Working through such options falls in large part to a deal team that is unusually powerful within the company and unusually independent when it comes to working with Wall Street. The group has completed more than a quarter of a trillion dollars in acquisitions over the past two decades, including debt, according to data from Dealogic.

The team also weighs in on key business decisions. It was called in to review AT&T's initial deal with Apple to carry the iPhone, giving a crucial thumbs-up to the unusual agreement, a person close to the decision said. Its leader, Rick Moore, is present at most AT&T board meetings, other people familiar with the matter said.

Wireless Bills Go Up, and Stay Up

Competition in the US wireless market has increased, but so have Americans' overall phone bills.

While carriers have trimmed the price of their plans here and there in recent months, billings per user continue to grow amid a shift to smartphones and a surge in wireless Internet use.
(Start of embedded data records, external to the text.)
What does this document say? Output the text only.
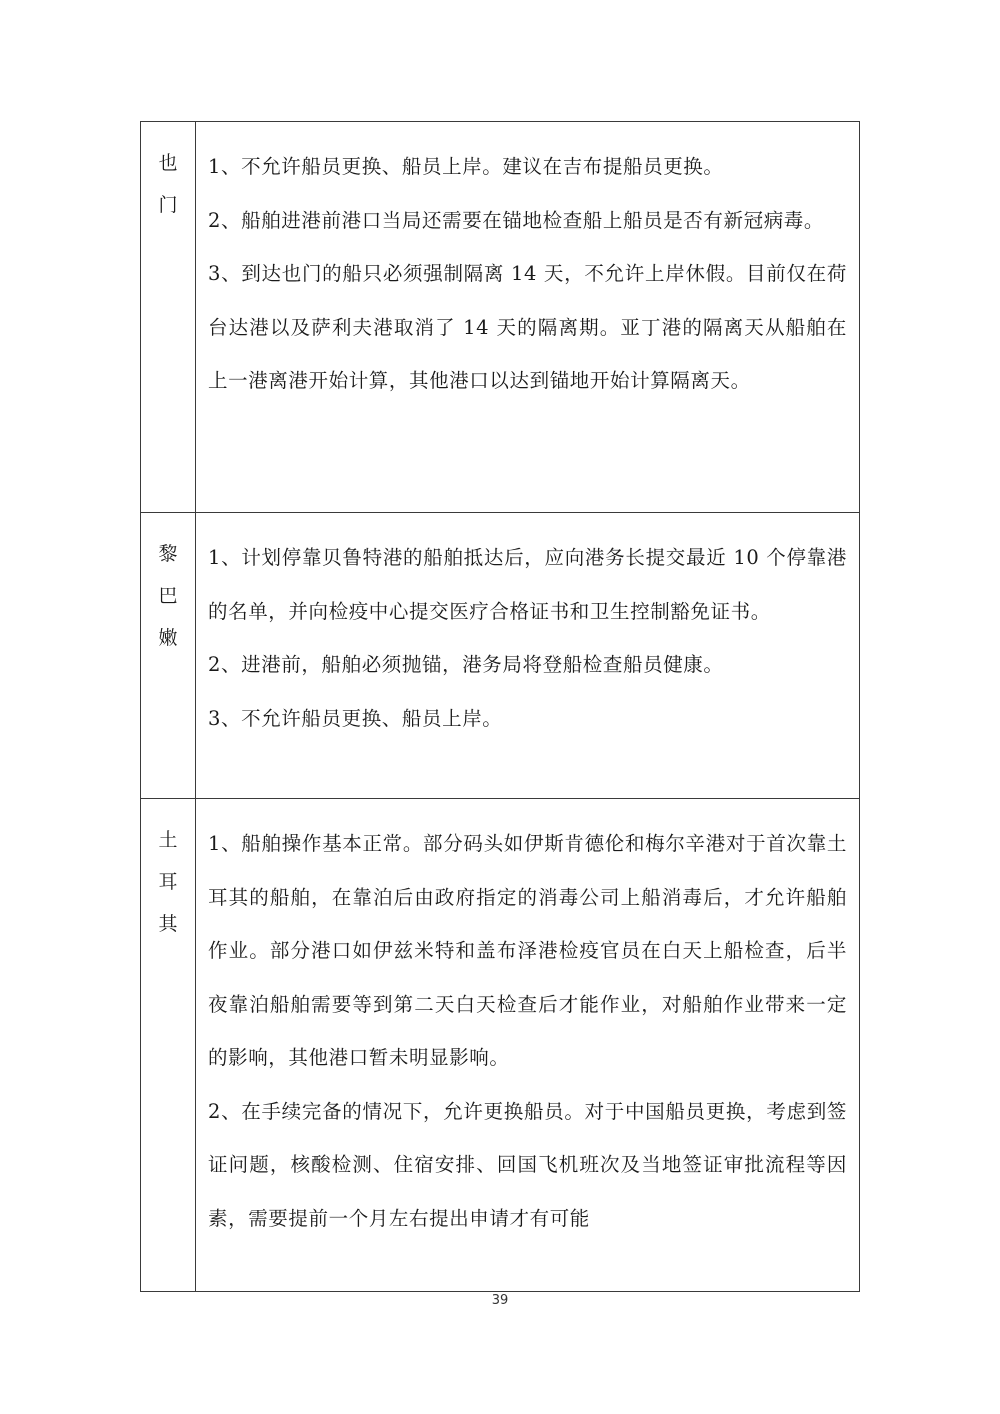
也门

1、不允许船员更换、船员上岸。建议在吉布提船员更换。

2、船舶进港前港口当局还需要在锚地检查船上船员是否有新冠病毒。

3、到达也门的船只必须强制隔离 14 天，不允许上岸休假。目前仅在荷台达港以及萨利夫港取消了 14 天的隔离期。亚丁港的隔离天从船舶在上一港离港开始计算，其他港口以达到锚地开始计算隔离天。

黎巴嫩

1、计划停靠贝鲁特港的船舶抵达后，应向港务长提交最近 10 个停靠港的名单，并向检疫中心提交医疗合格证书和卫生控制豁免证书。

2、进港前，船舶必须抛锚，港务局将登船检查船员健康。

3、不允许船员更换、船员上岸。

土耳其

1、船舶操作基本正常。部分码头如伊斯肯德伦和梅尔辛港对于首次靠土耳其的船舶，在靠泊后由政府指定的消毒公司上船消毒后，才允许船舶作业。部分港口如伊兹米特和盖布泽港检疫官员在白天上船检查，后半夜靠泊船舶需要等到第二天白天检查后才能作业，对船舶作业带来一定的影响，其他港口暂未明显影响。

2、在手续完备的情况下，允许更换船员。对于中国船员更换，考虑到签证问题，核酸检测、住宿安排、回国飞机班次及当地签证审批流程等因素，需要提前一个月左右提出申请才有可能

39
The results call into question the notion of a price war in the US market. Rather than aggressively compete outright on price, carriers are tailoring their moves to accomplish other goals as well, like weaning customers off expensive smartphone subsidies and encouraging them to use more data. T-Mobile US raised the cost of its core unlimited data plan. The carrier says it has been competing more effectively by doing away with subscriber "pain points" like service contracts and international data fees. But its executives have also been signaling that they don't plan to start a price war.

"When you really analyze a lot of the pricing moves that have been made, there has not been a significant repricing," Chief Financial Officer Braxton Carter said. To be sure, subscribers can find deals that weren't available before. AT&T said it will cut the price of plans offering unlimited voice and text with two gigabytes of wireless Internet use by $15. A subscriber who brings or buys his own phone can pay as little as $65 a month, about 19% less than previously.